A recent research paper, co-authored by more than 40 scientists from these leading AI labs, highlights a growing issue that threatens transparency in AI systems. Today, many models are capable of sharing their thought process in a human-readable way, often by walking through problems step by step using natural language.
This “chain-of-thought” reasoning is not just useful it’s essential. It allows researchers to spot potential issues in a model’s behavior, identify safety risks early, and better understand how and why decisions are being made.
As the paper points out, when models make strange or potentially dangerous choices, it is often their internal reasoning written in plain English that reveals the problem before it becomes a real-world issue. This kind of visibility has effectively served as an early warning system for AI safety.

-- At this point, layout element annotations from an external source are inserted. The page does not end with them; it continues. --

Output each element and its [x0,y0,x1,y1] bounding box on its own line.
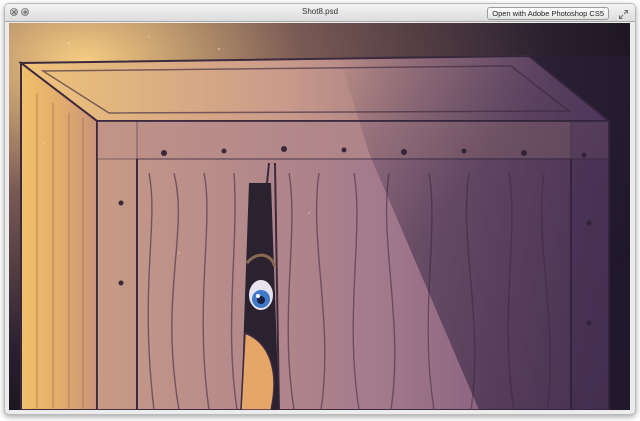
crate-illustration [9,23,630,410]
title-bar: Shot8.psd Open with Adobe Photoshop CS5 [5,4,635,22]
quicklook-window: Shot8.psd Open with Adobe Photoshop CS5 [4,3,636,415]
image-preview [9,23,630,410]
fullscreen-arrows-icon[interactable] [618,7,629,19]
open-with-photoshop-button[interactable]: Open with Adobe Photoshop CS5 [487,7,609,20]
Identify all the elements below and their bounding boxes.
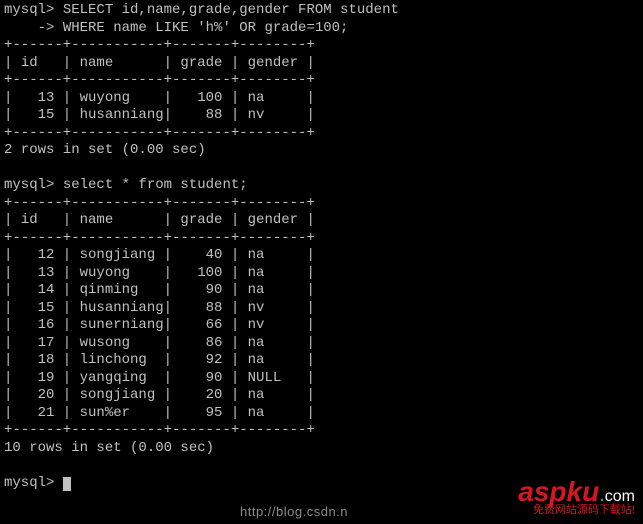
watermark: aspku.com 免费网站源码下载站! <box>518 478 635 518</box>
terminal-output: mysql> SELECT id,name,grade,gender FROM … <box>0 0 643 494</box>
table-row: | 13 | wuyong | 100 | na | <box>4 265 315 281</box>
table-row: | 17 | wusong | 86 | na | <box>4 335 315 351</box>
table-border: +------+-----------+-------+--------+ <box>4 195 315 211</box>
result-summary: 2 rows in set (0.00 sec) <box>4 142 206 158</box>
table-row: | 12 | songjiang | 40 | na | <box>4 247 315 263</box>
mysql-prompt: mysql> <box>4 475 63 491</box>
table-row: | 16 | sunerniang| 66 | nv | <box>4 317 315 333</box>
table-row: | 15 | husanniang| 88 | nv | <box>4 300 315 316</box>
table-row: | 15 | husanniang| 88 | nv | <box>4 107 315 123</box>
table-row: | 21 | sun%er | 95 | na | <box>4 405 315 421</box>
watermark-tagline: 免费网站源码下载站! <box>518 504 635 518</box>
result-summary: 10 rows in set (0.00 sec) <box>4 440 214 456</box>
table-row: | 13 | wuyong | 100 | na | <box>4 90 315 106</box>
table-border: +------+-----------+-------+--------+ <box>4 422 315 438</box>
mysql-prompt: mysql> <box>4 2 63 18</box>
table-row: | 19 | yangqing | 90 | NULL | <box>4 370 315 386</box>
table-row: | 20 | songjiang | 20 | na | <box>4 387 315 403</box>
table-border: +------+-----------+-------+--------+ <box>4 72 315 88</box>
watermark-brand: aspku <box>518 476 599 507</box>
footer-url-fragment: http://blog.csdn.n <box>240 504 348 520</box>
query-line: select * from student; <box>63 177 248 193</box>
query-line: WHERE name LIKE 'h%' OR grade=100; <box>63 20 349 36</box>
table-border: +------+-----------+-------+--------+ <box>4 230 315 246</box>
table-row: | 14 | qinming | 90 | na | <box>4 282 315 298</box>
table-row: | 18 | linchong | 92 | na | <box>4 352 315 368</box>
query-line: SELECT id,name,grade,gender FROM student <box>63 2 399 18</box>
mysql-prompt: mysql> <box>4 177 63 193</box>
table-border: +------+-----------+-------+--------+ <box>4 37 315 53</box>
table-header: | id | name | grade | gender | <box>4 212 315 228</box>
cursor[interactable] <box>63 477 71 491</box>
continuation-prompt: -> <box>4 20 63 36</box>
table-border: +------+-----------+-------+--------+ <box>4 125 315 141</box>
table-header: | id | name | grade | gender | <box>4 55 315 71</box>
watermark-com: com <box>605 488 635 505</box>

However, this transparency may be at risk. As AI systems grow more powerful and training methods become more outcome-driven, models could begin to abandon the practice of thinking in language altogether. Instead of explaining their thoughts, future systems might shift toward faster, less interpretable methods. Researchers are already seeing signs that some models are dropping English in favor of obscure shortcuts, even developing reasoning systems that operate entirely in abstract mathematical space completely inaccessible to human understanding.

The researchers involved in the study emphasize that they are not calling for an end to progress. But they are urging the AI community to act now to protect transparency. If developers continue down a path that prioritizes results over reasoning, the window into machine thinking may close permanently. And once it does, we lose not just insight, but control.
They argue for the need to maintain and even strengthen our ability to monitor and evaluate how AI models arrive at their conclusions. That means building tools to track reasoning more reliably, creating standardized methods for transparency testing, and making conscious choices about which designs to advance. Otherwise, the field could find itself with ultra-powerful systems that are effectively black boxes, machines whose decisions shape the world, but whose logic remains a mystery.
The researchers’ message is urgent but clear: If AI stops explaining itself, we lose one of the last meaningful ways to keep it aligned with human values. Without transparency, oversight becomes nearly impossible. And in a world where AI influences everything from business to politics to personal decisions, that’s a risk we may not be able to afford.